• Párate con los pies a la anchura de los hombros y el disco frente al torso, palmas hacia adelante.
    Eleva el disco hasta la parte frontal del hombro manteniendo los codos pegados al cuerpo.
    Rota las palmas para que miren hacia delante y empuja el disco por encima de la cabeza, bloqueando los brazos.
    Baja el disco de nuevo a la posición inicial con control y repite las repeticiones deseadas.
  • Ponte de pie con los pies a la anchura de los hombros y el disco delante del torso, palmas hacia adelante.
    Eleva el disco hasta la parte frontal del hombro manteniendo los codos pegados al cuerpo.
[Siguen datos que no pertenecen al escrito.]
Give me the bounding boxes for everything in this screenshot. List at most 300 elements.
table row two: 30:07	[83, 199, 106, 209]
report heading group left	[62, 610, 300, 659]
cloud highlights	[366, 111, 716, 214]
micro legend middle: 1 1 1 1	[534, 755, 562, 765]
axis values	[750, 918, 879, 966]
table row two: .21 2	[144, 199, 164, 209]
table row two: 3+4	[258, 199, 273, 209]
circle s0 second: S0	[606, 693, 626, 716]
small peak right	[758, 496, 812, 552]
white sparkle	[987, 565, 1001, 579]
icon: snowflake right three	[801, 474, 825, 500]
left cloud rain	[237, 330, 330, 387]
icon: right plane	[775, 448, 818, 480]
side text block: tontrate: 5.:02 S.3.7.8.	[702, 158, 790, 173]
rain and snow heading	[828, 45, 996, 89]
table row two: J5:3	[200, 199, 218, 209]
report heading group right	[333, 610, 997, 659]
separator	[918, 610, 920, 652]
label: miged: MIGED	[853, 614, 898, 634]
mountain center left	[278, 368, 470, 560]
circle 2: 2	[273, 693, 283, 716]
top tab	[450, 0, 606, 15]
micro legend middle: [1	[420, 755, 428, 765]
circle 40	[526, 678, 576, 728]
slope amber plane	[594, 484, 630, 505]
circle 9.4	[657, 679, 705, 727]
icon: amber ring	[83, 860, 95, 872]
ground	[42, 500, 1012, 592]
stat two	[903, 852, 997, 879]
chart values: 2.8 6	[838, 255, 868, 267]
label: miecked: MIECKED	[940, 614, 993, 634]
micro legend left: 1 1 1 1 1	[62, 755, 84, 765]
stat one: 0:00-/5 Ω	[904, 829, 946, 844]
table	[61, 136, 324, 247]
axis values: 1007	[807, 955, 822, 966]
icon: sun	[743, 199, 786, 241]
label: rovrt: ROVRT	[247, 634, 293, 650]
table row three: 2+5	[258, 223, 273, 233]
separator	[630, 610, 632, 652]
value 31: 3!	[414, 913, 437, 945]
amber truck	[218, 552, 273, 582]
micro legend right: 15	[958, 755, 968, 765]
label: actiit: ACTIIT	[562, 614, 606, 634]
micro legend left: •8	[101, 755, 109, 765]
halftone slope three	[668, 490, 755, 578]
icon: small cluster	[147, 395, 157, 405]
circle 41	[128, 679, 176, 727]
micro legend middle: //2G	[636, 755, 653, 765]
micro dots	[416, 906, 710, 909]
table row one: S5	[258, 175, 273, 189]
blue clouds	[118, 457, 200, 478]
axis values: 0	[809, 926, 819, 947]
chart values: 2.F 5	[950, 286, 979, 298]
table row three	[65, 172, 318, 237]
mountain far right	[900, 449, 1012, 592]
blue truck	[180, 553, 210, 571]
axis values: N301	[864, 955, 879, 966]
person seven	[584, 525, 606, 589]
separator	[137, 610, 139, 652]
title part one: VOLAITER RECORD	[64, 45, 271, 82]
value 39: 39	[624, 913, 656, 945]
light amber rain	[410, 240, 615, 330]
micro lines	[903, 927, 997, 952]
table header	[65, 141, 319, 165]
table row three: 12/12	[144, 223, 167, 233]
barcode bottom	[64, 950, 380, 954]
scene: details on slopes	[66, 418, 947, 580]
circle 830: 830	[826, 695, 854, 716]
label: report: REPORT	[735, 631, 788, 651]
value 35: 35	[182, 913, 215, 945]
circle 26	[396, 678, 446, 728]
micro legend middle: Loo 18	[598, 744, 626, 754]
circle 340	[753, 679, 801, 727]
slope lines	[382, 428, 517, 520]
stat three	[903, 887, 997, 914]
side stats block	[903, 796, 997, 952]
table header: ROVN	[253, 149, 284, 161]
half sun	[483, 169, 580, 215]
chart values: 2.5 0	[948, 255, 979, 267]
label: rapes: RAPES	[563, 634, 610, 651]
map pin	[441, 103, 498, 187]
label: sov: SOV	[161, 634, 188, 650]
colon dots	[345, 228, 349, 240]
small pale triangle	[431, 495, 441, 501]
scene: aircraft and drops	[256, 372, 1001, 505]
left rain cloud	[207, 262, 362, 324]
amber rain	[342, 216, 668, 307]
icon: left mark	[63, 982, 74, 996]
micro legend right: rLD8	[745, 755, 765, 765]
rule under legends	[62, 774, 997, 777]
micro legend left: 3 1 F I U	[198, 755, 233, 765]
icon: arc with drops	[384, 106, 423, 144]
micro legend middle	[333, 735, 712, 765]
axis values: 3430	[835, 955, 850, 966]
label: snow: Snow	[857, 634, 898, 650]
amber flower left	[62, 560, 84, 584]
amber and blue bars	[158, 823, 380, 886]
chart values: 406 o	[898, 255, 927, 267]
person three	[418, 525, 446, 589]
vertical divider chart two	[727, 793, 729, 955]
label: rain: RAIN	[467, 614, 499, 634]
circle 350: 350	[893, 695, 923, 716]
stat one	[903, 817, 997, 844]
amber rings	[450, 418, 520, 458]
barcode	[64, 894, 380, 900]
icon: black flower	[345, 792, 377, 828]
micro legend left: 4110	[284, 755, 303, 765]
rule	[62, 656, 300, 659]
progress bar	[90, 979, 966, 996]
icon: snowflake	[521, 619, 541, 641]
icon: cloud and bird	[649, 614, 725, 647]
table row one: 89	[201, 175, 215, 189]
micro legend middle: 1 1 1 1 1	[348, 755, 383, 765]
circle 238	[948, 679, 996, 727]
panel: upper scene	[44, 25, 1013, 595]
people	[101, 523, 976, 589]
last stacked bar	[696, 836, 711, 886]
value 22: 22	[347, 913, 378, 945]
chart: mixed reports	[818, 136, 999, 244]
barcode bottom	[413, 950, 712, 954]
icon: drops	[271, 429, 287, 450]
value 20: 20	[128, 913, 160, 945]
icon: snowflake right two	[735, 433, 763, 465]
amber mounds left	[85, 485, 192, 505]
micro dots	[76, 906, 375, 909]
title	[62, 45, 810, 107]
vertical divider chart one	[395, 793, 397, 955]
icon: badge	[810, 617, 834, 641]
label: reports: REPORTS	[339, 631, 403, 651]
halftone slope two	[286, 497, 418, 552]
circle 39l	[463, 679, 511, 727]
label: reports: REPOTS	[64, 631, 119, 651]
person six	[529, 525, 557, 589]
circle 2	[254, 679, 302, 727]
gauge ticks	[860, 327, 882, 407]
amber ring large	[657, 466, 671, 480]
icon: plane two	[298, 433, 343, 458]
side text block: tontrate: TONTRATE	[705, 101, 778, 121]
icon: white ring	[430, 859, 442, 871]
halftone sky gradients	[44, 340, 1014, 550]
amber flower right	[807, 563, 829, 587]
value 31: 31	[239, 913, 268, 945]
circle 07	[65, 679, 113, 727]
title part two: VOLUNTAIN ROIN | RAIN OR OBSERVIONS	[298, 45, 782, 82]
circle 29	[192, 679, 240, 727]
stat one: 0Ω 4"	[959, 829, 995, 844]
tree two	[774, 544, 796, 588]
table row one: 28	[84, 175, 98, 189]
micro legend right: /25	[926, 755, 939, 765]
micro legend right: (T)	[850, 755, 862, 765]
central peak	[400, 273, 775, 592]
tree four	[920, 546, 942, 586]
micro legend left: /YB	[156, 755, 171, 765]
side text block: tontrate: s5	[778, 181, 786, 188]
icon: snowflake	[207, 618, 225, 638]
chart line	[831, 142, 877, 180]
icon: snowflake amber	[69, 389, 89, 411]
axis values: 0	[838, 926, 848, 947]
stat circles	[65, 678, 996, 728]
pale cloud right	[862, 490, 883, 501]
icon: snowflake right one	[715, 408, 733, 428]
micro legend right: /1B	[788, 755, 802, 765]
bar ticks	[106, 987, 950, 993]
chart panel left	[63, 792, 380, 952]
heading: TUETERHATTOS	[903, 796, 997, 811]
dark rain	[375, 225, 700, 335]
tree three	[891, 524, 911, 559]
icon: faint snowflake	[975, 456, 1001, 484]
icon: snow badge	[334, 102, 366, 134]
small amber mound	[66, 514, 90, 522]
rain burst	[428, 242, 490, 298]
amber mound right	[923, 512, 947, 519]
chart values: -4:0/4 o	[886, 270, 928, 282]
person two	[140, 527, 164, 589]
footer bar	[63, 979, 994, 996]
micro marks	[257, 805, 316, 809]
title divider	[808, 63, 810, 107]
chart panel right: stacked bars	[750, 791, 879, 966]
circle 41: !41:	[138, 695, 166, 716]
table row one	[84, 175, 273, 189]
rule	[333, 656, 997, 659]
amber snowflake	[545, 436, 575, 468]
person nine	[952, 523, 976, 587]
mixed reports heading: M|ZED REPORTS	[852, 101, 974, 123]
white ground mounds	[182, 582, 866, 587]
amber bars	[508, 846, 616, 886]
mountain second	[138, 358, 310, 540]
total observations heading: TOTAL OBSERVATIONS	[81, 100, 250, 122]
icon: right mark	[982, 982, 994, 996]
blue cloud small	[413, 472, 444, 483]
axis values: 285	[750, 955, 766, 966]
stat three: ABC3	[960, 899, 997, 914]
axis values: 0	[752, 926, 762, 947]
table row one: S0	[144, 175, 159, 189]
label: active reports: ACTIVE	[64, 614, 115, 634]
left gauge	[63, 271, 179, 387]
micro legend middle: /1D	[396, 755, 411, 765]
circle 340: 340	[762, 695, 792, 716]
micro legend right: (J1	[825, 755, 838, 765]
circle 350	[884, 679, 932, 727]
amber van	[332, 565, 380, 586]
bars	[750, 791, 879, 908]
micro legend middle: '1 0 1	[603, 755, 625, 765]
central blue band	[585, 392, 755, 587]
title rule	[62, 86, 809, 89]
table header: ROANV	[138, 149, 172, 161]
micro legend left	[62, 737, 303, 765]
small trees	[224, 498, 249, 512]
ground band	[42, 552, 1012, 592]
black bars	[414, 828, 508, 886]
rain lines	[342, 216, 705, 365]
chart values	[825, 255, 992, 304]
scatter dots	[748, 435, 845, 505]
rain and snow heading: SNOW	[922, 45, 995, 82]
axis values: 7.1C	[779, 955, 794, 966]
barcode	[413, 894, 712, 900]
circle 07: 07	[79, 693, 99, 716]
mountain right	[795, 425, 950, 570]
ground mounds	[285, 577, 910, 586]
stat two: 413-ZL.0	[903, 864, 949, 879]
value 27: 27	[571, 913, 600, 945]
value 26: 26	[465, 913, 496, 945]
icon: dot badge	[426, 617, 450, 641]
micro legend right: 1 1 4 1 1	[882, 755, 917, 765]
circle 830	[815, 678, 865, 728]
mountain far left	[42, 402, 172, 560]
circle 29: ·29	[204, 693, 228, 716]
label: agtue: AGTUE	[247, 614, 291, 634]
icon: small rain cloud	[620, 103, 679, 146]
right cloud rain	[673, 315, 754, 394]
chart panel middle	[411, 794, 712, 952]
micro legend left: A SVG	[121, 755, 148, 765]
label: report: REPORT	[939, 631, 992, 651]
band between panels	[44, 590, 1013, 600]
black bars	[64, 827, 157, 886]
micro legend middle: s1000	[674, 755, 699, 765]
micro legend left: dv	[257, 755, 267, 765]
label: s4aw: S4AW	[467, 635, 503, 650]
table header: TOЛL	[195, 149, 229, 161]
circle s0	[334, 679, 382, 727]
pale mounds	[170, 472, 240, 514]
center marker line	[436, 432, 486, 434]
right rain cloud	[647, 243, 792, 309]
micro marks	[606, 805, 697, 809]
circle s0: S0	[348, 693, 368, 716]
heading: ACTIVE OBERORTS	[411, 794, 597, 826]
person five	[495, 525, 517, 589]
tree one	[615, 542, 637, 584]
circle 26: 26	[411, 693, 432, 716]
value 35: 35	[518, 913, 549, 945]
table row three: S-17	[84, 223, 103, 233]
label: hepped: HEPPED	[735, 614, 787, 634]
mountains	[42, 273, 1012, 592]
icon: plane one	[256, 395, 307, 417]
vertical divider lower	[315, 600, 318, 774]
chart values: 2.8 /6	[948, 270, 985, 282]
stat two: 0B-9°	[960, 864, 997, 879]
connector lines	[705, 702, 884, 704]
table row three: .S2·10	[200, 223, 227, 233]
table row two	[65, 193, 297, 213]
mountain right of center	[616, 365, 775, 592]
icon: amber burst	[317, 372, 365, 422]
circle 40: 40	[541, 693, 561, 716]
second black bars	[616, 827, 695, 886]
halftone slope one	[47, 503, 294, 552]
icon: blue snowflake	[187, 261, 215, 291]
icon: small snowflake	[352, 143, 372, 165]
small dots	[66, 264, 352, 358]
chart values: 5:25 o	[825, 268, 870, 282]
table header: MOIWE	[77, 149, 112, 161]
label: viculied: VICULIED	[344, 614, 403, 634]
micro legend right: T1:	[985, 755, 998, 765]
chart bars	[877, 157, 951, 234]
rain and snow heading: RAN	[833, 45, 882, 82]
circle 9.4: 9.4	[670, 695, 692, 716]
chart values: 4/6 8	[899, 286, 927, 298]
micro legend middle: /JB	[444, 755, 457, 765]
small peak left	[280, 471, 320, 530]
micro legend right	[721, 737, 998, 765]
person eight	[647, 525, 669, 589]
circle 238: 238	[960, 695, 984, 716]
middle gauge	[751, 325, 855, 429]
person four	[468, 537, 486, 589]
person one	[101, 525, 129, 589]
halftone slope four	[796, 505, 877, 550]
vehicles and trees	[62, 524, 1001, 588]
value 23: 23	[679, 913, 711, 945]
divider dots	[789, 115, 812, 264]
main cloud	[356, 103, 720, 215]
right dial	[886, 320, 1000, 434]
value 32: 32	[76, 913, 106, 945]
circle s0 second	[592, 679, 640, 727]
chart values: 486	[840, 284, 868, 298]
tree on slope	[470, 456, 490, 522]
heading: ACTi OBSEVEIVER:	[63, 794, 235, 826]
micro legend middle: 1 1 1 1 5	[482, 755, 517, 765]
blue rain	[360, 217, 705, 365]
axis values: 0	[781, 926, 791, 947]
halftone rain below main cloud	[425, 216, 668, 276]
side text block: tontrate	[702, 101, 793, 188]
    Gira las palmas hacia delante y empuja la placa por encima de la cabeza hasta bloquear los brazos.
    Baja el disco detrás de la cabeza hasta la posición inicial de la extensión de tríceps.
    Empuja el disco de nuevo por encima de la cabeza, bájalo hasta la posición inicial y repite las repeticiones deseadas.
  • Párate erguido sujetando dos discos a los lados.
    Elevaciones laterales: lleva los discos a los lados y continúa hasta que los discos apunten al techo.
    Deja que la articulación del hombro rote de forma natural. En la parte baja debes tener un agarre neutro o pronado. Cuando las placas estén por encima de la cabeza, tus palmas deben mirar hacia adelante.
  • Colócate con los pies a la anchura de los hombros y sujeta el disco frente a la cara con ambas manos, palmas enfrentadas.
    Rota el disco alrededor de la cabeza, mantén los brazos extendidos y muévelo en un movimiento circular.
    Realiza un círculo completo, luego invierte la dirección para completar otro.